Cisco tried to use artificial intelligence to write security incident reports – and things didn’t quite go as planned

Cisco warns AI-generated incident reports are often inaccurate, inconsistent and prone to data loss due to LLM limitations
The company advises detailed, single-task prompts, fixed source documents, and strict formatting rules to improve reliability
Cross-contamination between reports remains a challenge, with researchers recommending new sessions for each new incident report to avoid errors

Any enterprise looking to use AI tools for their security reporting might want to read a new report from Cisco detailing their experiences using AI-generated incident reporting.

The company has warned those using AI to create long-form technical content should expect “significant inaccuracies, unusual conclusions and inconsistent writing styles”, mostly due to the probabilistic nature of Large Language Models (LLM).

“These models generate output by predicting the next token, typically a word or subword, in a sequence, based on model weights and training data,” says Cisco, or, as The Register puts it, “they’re basically a fancy autocomplete system that makes educated guesses.”
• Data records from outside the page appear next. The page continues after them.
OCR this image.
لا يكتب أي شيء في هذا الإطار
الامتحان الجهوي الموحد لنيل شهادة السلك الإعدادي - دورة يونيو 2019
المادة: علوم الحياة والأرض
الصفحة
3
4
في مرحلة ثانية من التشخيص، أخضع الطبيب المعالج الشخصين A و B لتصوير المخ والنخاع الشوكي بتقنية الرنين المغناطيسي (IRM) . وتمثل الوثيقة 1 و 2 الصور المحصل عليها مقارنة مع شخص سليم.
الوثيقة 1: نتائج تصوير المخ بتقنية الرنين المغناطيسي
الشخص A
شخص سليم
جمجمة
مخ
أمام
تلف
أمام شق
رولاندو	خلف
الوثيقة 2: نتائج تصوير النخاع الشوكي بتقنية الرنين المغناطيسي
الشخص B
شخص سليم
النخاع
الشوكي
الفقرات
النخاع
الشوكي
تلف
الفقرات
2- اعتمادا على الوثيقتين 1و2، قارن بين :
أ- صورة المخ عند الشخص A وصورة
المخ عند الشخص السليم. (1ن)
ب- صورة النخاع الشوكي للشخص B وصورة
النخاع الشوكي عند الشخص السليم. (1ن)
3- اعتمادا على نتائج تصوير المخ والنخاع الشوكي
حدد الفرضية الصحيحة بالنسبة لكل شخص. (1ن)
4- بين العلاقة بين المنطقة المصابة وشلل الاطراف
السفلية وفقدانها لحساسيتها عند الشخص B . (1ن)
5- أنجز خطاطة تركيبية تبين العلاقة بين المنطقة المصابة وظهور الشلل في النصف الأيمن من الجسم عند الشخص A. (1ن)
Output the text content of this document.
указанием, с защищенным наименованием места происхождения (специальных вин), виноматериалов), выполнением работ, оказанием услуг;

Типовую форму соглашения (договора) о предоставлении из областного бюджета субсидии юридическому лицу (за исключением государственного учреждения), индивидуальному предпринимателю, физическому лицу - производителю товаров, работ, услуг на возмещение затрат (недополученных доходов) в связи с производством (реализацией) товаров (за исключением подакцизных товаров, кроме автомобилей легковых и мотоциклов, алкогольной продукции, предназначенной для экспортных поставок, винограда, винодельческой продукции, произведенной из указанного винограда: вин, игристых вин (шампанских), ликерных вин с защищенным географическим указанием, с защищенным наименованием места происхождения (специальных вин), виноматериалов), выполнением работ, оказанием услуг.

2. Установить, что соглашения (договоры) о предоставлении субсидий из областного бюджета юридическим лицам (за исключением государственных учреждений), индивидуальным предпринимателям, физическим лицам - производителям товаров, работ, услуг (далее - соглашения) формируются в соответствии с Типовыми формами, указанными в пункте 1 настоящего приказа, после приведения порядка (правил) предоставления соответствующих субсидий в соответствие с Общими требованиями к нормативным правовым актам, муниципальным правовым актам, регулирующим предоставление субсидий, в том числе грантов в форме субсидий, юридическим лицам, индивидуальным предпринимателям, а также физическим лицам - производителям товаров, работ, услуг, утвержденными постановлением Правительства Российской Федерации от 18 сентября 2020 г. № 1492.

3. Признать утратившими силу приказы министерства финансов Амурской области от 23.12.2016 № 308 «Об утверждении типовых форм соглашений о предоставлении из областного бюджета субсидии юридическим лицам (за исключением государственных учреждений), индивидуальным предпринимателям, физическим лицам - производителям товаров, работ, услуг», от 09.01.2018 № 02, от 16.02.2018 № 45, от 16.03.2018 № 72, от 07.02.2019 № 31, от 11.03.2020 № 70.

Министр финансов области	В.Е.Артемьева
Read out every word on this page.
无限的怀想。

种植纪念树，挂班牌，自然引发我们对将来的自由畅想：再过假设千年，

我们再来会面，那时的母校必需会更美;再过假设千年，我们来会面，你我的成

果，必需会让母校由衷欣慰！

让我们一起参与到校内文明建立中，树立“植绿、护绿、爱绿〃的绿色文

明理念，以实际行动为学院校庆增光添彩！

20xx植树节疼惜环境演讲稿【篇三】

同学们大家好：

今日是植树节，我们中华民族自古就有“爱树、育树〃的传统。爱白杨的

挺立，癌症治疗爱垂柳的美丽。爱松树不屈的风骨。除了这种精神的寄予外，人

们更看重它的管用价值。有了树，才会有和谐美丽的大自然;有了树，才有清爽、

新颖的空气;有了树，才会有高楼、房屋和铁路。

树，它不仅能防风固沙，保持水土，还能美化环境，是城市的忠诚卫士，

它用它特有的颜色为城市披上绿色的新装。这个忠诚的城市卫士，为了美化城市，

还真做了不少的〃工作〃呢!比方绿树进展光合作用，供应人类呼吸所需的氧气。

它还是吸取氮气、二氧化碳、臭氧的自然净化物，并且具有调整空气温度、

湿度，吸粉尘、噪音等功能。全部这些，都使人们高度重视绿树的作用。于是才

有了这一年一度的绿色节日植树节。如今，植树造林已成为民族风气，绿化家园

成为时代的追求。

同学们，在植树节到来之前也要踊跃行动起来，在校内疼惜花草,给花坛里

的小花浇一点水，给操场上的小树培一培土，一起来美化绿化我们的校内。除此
What works and what doesn’t

Since AI basically only predicts the next word, it creates four key problems, according to Cisco:

LLMs use different data for each new inquiry, making consistency and standardization a challenge
Even if the same data is shared, the result will always be slightly different
Each new document will have different structure and formatting, which is another standardization challenge
AI often discards valuable data, changing the outcome
This does not mean that artificial intelligence is useless for long-form technical reporting – quite the contrary. It can still save companies a lot of data, but the tool must be correctly set up and optimized.

Cisco says a good approach is to give the AI ”granular, single-task instructions focused on a specific, small part of the report”.

The company also said that AI should not be free to choose their sources for the report, but instead should have specific documents. Finally, the AI should have clear instructions regarding the formatting and style.

“A blind test of the sample report in our quality assurance process showed no noticeable drop in overall write quality,” Cisco said.

“The peer reviewer, professional editor, and management reviewer all made complimentary comments about the report while not realizing it was AI-generated. The peer reviewer commented that the incidence of typos and grammatical errors was far lower than in the average report.”

Cisco also discovered another challenge — when the AI is asked to edit multiple sample reports in a single session, content from one report’s source material becomes cross-contaminated with another, “even though the notes used to generate the first report were deleted from the project’s reference documents.”

To solve this problem, the researchers advised starting a new session and re-entering the instructions for each new incident report.